The Nigerian Civil Aviation Authority (NCAA) has denied media reports alleging that the Federal Government through the agency has issued a directive banning travellers without proof of Covid-19 vaccination from travelling both local and international flights.
The aviation sector regulator said there was no iota of truth about such action which was allegedly supposed to take effect from December 1, 2021, and asked the general public to discountenance such news.
According to the News Agency of Nigeria, this disclosure is contained in a statement issued by the General Manager Public Relations of NCAA, Mr Sam Adurogboye, on Thursday in Lagos, saying that no such directive emanated from the agency.
What the Spokesman of NCAA is saying in the statement
Adurogboye said, “We want to state categorically that no such directive emanated from the government through NCAA. Therefore, the Authority is calling on the public to discountenance such news as there is no iota of truth in it.
“On the other hand, we want to enjoin purveyors of such unfounded news to cross-check facts before publishing.’’
The general manager expressed NCAA’s continuous support for all government initiatives to curb the spread of the Delta variant.

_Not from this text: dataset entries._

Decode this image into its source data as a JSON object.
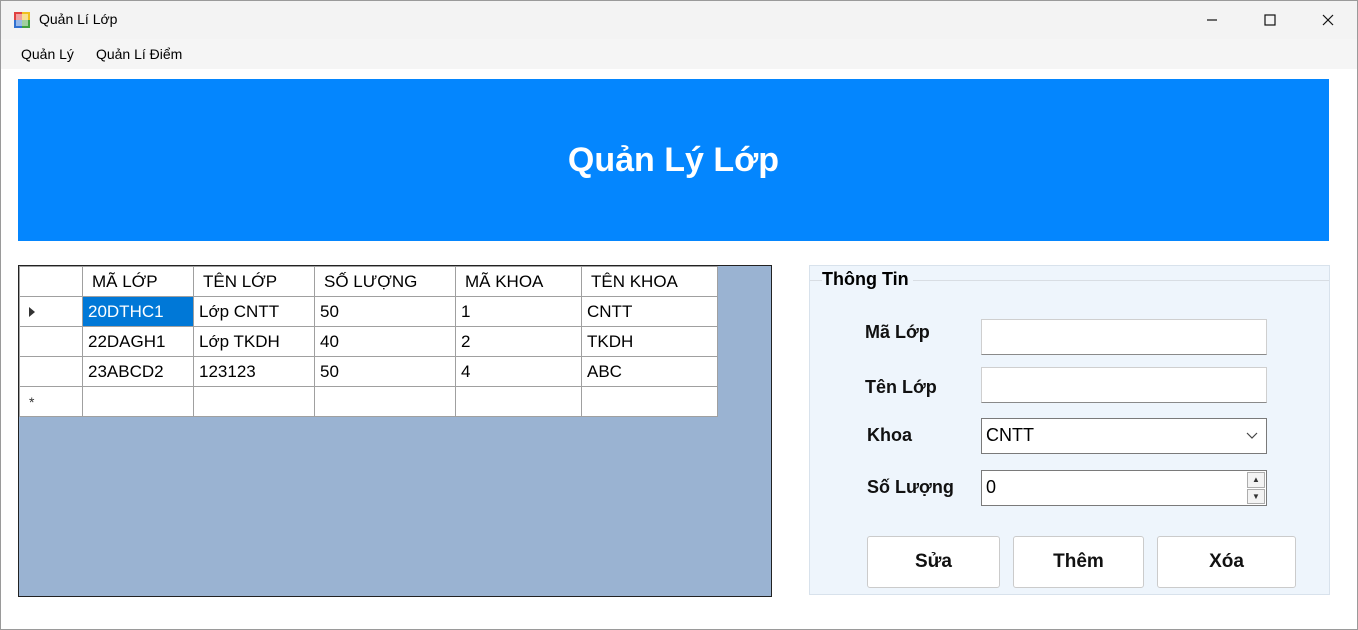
{
  "window": {
    "title": "Quản Lí Lớp"
  },
  "menu": {
    "items": [
      "Quản Lý",
      "Quản Lí Điểm"
    ]
  },
  "banner": {
    "title": "Quản Lý Lớp",
    "color": "#0486fe"
  },
  "grid": {
    "columns": [
      "MÃ LỚP",
      "TÊN LỚP",
      "SỐ LƯỢNG",
      "MÃ KHOA",
      "TÊN KHOA"
    ],
    "rows": [
      [
        "20DTHC1",
        "Lớp CNTT",
        "50",
        "1",
        "CNTT"
      ],
      [
        "22DAGH1",
        "Lớp TKDH",
        "40",
        "2",
        "TKDH"
      ],
      [
        "23ABCD2",
        "123123",
        "50",
        "4",
        "ABC"
      ]
    ],
    "selected_row": 0,
    "background_color": "#9ab3d2"
  },
  "info": {
    "legend": "Thông Tin",
    "ma_lop_label": "Mã Lớp",
    "ma_lop_value": "",
    "ten_lop_label": "Tên Lớp",
    "ten_lop_value": "",
    "khoa_label": "Khoa",
    "khoa_value": "CNTT",
    "so_luong_label": "Số Lượng",
    "so_luong_value": "0"
  },
  "buttons": {
    "sua": "Sửa",
    "them": "Thêm",
    "xoa": "Xóa"
  }
}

He added, “However, we expect strict adherence to safety protocols in and out of the airports by wearing our facemask, washing our hands periodically, using alcohol-based hand sanitiser, maintaining social distance and avoiding crowded space.’’
What you should know
Recall that some weeks ago, the NCAA directed foreign airlines to board passengers travelling to Nigeria who are unable to show evidence of payment for a repeat Covid-19 test.
The Director-General of NCAA, Musa Nuhu, in a letter to all airlines operating international flights, said the decision was taken due to challenges facing some travellers to Nigeria.
According to the DG, travellers are now finding it difficult to fill their health and travel history into Nigeria International Travel Portal (NITP).
As part of Covid-19 rules, passengers pay for a polymerase chain reaction (PCR) test, which they are expected to do after seven days of quarantine.